The range of results produced by the three models are a consequence of several factors, including variation in TB model structure and parameterization. The models also differ with respect to their HIV sub-structure, in particular with respect to the relative distribution of HIV across CD4 strata and consequently how the proposed ART policy changes will impact ART enrolment.
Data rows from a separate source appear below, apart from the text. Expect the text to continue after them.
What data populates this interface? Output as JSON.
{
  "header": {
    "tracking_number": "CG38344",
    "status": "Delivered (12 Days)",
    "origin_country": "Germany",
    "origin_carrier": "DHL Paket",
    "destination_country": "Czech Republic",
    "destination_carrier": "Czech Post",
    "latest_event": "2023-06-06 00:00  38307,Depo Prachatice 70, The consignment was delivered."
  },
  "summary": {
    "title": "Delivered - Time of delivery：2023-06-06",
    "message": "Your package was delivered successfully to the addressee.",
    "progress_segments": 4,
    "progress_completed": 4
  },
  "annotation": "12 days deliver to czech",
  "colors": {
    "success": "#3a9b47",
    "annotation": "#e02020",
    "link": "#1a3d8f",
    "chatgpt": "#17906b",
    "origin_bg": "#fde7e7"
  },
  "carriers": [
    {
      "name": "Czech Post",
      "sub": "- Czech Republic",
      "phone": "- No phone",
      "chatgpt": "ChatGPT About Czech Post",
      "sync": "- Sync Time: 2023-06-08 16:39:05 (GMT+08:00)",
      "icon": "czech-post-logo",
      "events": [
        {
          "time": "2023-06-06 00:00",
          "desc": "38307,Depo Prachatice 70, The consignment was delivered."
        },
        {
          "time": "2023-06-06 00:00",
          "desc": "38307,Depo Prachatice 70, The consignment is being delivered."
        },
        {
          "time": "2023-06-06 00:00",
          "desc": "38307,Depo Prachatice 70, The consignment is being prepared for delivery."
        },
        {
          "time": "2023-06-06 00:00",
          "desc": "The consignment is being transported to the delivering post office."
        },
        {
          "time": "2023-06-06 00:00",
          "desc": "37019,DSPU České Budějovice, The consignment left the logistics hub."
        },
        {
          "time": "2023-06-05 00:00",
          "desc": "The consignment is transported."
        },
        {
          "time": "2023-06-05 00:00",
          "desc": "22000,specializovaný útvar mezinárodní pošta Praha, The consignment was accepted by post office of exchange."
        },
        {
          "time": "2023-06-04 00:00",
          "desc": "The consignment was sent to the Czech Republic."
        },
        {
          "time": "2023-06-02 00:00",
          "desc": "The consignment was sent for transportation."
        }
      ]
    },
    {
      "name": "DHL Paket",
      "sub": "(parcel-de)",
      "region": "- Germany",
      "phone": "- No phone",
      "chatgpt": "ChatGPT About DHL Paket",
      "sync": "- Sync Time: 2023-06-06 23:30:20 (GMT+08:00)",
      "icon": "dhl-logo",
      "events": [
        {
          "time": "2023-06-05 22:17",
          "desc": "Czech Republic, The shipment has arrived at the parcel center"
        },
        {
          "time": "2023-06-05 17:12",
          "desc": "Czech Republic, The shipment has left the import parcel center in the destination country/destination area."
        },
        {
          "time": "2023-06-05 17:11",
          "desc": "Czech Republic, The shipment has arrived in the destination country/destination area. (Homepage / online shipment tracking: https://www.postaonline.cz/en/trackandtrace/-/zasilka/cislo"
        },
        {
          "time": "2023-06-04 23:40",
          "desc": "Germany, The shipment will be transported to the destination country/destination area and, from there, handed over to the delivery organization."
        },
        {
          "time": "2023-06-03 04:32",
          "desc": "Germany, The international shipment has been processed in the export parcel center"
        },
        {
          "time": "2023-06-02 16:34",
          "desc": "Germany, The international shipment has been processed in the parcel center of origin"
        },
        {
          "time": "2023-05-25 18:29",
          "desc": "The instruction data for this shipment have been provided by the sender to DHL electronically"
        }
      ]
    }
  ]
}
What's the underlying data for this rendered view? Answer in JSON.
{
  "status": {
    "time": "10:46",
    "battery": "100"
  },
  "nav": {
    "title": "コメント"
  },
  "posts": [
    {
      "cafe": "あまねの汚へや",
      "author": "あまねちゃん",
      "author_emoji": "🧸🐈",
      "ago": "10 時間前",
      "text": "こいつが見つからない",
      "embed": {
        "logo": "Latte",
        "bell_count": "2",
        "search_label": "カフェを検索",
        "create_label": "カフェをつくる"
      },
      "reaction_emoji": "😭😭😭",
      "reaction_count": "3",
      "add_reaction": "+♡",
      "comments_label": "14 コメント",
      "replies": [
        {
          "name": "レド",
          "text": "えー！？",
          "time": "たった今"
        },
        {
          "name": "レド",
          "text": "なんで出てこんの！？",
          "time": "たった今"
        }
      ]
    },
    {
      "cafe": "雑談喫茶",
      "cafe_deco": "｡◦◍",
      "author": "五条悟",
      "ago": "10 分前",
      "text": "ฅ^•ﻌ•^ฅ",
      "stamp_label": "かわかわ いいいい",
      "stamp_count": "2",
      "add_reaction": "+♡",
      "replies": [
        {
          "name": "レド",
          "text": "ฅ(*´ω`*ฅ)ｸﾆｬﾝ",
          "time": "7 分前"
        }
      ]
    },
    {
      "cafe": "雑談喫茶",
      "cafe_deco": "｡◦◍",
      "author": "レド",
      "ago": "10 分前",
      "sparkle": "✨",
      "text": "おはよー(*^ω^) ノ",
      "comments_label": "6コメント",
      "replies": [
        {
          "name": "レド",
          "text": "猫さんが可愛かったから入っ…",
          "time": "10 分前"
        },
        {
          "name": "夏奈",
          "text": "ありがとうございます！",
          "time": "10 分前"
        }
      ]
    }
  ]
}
Despite these differences in projected impact estimates (and the possibility that none of the three model prediction’s may ultimately become reality), we have concluded that there will likely be a limited impact of ART expansion on TB disease, as shown by the stabilization of impact indicators resulting from even the most aggressive ART expansion scenario. For this reason, expansions of ART programs in South Africa alone are unlikely to achieve long-term TB control goals. Such a goal will require improvements in TB case detection and treatment too. Projections for TB treatments were not the focus of the paper, however we estimate that reductions in need for TB treatment due to TB cases averted will be small relative to the increases in ART volume associated with ART expansion. We conclude that ART expansion in South Africa can serve as platform but not as solution to TB control, and that a significant increase in treatment volume is required for ultimate TB control in South Africa.